Papież Franciszek w orędziu na tegoroczny Wielki Post przypomniał, że ten czas w życiu chrześcijanina, katolika, to nowy początek, to droga prowadząca do bezpiecznego celu, do Paschy Zmartwychwstania, do zwycięstwa Chrystusa nad śmiercią. "Okres ten zawsze kieruje ku nam stanowczą zachętę do nawrócenia: chrześcijanin jest wezwany, by powrócił do Boga «całym swym sercem», aby nie zadowalał się życiem przeciętnym, ale wzrastał w przyjaźni z Panem" - napisał Papież.

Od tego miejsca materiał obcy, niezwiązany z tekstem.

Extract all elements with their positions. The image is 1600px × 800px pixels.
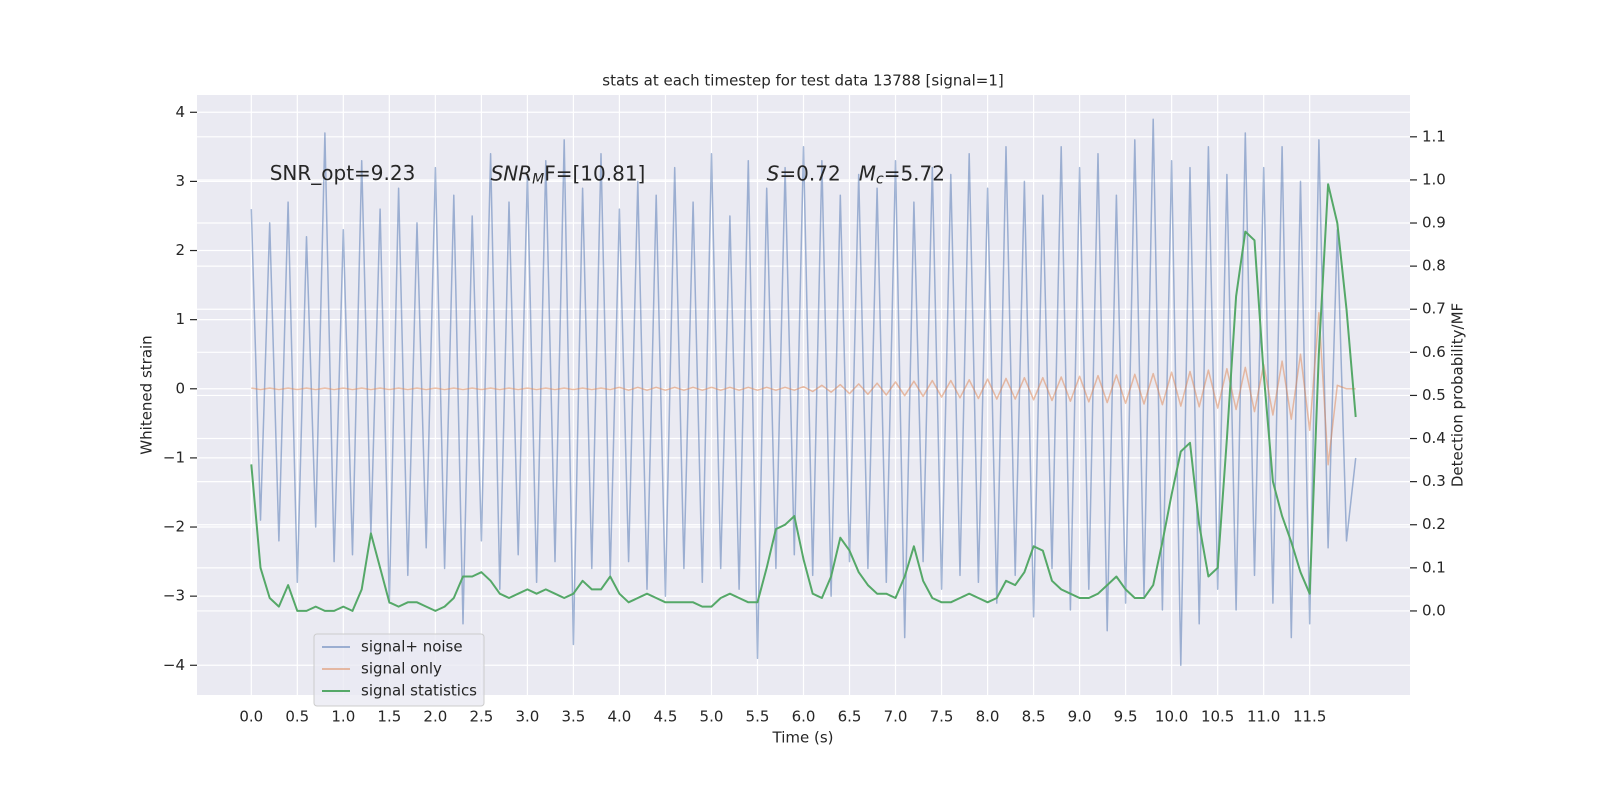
x-tick-label: 4.5 bbox=[654, 708, 678, 726]
y2-tick-label: 0.2 bbox=[1422, 515, 1446, 533]
y2-tick-label: 0.6 bbox=[1422, 343, 1446, 361]
y-tick-label: −1 bbox=[163, 448, 185, 466]
annotation-sub: c bbox=[876, 171, 884, 187]
x-axis-label: Time (s) bbox=[772, 729, 834, 747]
annotation-sub: M bbox=[532, 171, 544, 187]
x-tick-label: 2.0 bbox=[423, 708, 447, 726]
x-tick-label: 11.0 bbox=[1247, 708, 1280, 726]
annotation-rest: =5.72 bbox=[884, 161, 945, 185]
y2-tick-label: 0.5 bbox=[1422, 386, 1446, 404]
x-tick-label: 5.0 bbox=[700, 708, 724, 726]
y-tick-label: −3 bbox=[163, 587, 185, 605]
x-tick-label: 8.5 bbox=[1022, 708, 1046, 726]
legend-label: signal only bbox=[361, 660, 442, 678]
legend-label: signal+ noise bbox=[361, 638, 463, 656]
annotation: SNR_opt=9.23 bbox=[270, 161, 416, 185]
y-tick-label: −4 bbox=[163, 656, 185, 674]
x-tick-label: 6.0 bbox=[792, 708, 816, 726]
y2-tick-label: 0.7 bbox=[1422, 300, 1446, 318]
y2-tick-label: 0.9 bbox=[1422, 214, 1446, 232]
annotation: SNRMF=[10.81] bbox=[491, 161, 646, 188]
y2-tick-label: 0.4 bbox=[1422, 429, 1446, 447]
y2-tick-label: 0.1 bbox=[1422, 558, 1446, 576]
chart-title: stats at each timestep for test data 137… bbox=[602, 72, 1003, 90]
x-tick-label: 7.5 bbox=[930, 708, 954, 726]
x-tick-label: 8.0 bbox=[976, 708, 1000, 726]
x-tick-label: 9.0 bbox=[1068, 708, 1092, 726]
x-tick-label: 3.0 bbox=[515, 708, 539, 726]
x-tick-label: 6.5 bbox=[838, 708, 862, 726]
annotation-main: M bbox=[859, 161, 876, 185]
x-tick-label: 3.5 bbox=[561, 708, 585, 726]
legend-label: signal statistics bbox=[361, 682, 477, 700]
y-tick-label: 0 bbox=[175, 379, 185, 397]
y-tick-label: 4 bbox=[175, 103, 185, 121]
y-tick-label: 1 bbox=[175, 310, 185, 328]
x-tick-label: 10.0 bbox=[1155, 708, 1188, 726]
annotation: Mc=5.72 bbox=[859, 161, 945, 188]
legend-box bbox=[313, 633, 485, 707]
x-tick-label: 0.0 bbox=[239, 708, 263, 726]
y2-tick-label: 0.0 bbox=[1422, 601, 1446, 619]
annotation-main: SNR bbox=[491, 161, 533, 185]
series-line bbox=[251, 311, 1356, 466]
y-tick-label: 3 bbox=[175, 172, 185, 190]
series-line bbox=[250, 183, 1357, 612]
y-axis-label: Whitened strain bbox=[138, 335, 156, 454]
x-tick-label: 10.5 bbox=[1201, 708, 1234, 726]
y2-tick-label: 1.0 bbox=[1422, 170, 1446, 188]
y2-axis-label: Detection probability/MF bbox=[1449, 303, 1467, 487]
x-tick-label: 5.5 bbox=[746, 708, 770, 726]
x-tick-label: 4.0 bbox=[608, 708, 632, 726]
y2-tick-label: 0.3 bbox=[1422, 472, 1446, 490]
y2-tick-label: 0.8 bbox=[1422, 257, 1446, 275]
x-tick-label: 2.5 bbox=[469, 708, 493, 726]
x-tick-label: 0.5 bbox=[285, 708, 309, 726]
x-tick-label: 11.5 bbox=[1293, 708, 1326, 726]
annotation-rest: =0.72 bbox=[779, 161, 840, 185]
y-tick-label: 2 bbox=[175, 241, 185, 259]
annotation: S=0.72 bbox=[767, 161, 841, 185]
x-tick-label: 1.0 bbox=[331, 708, 355, 726]
x-tick-label: 1.5 bbox=[377, 708, 401, 726]
annotation-rest: F=[10.81] bbox=[544, 161, 645, 185]
x-tick-label: 9.5 bbox=[1114, 708, 1138, 726]
y-tick-label: −2 bbox=[163, 518, 185, 536]
series-line bbox=[250, 118, 1357, 667]
annotation-main: S bbox=[767, 161, 780, 185]
x-tick-label: 7.0 bbox=[884, 708, 908, 726]
y2-tick-label: 1.1 bbox=[1422, 127, 1446, 145]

Podkreślił też, że Wielki Post jest czasem sprzyjającym zintensyfikowaniu życia duchowego poprzez święte środki pokutne, jakie oferuje Kościół: post, modlitwę i jałmużnę.
W ten tok myślenia włącza się tegoroczny wielkopostny list arcybiskupa warszawskiego kard. Kazimierza Nycza. Mam nadzieję, że okaże się on wyjściem naprzeciw tym, którzy nie radzą sobie z przeżywaniem okresu rozpoczynającego się w Środę Popielcową. Co prawda adresatami listu są wierni archidiecezji warszawskiej, ale nic nie stoi na przeszkodzie, aby także polscy katolicy z innych diecezji wzięli go sobie do serca.
W podejściu zaprezentowanym przez kard. Nycza zwraca uwagę koncentracja wokół kilku konkretów.
Po pierwsze, problem hejtu podjęty w aspekcie postu. Wielokrotnie słyszałem utyskiwania, że Kościół nie reaguje na szerzącą się zwłaszcza w Internecie nienawiść i agresję, że w ten sposób jakby dawał milczące przyzwolenie. Arcybiskup warszawski proponuje wykorzystać Wielki Post do zerwania z tym zjawiskiem. Wbrew niektórym interpretacjom jego słów, wcale nie sugeruje, że po Wielkanocy można do hejtowania wrócić. Ten post ma przynieść trwałe owoce. Kard. Nycz napisał to wyraźnie.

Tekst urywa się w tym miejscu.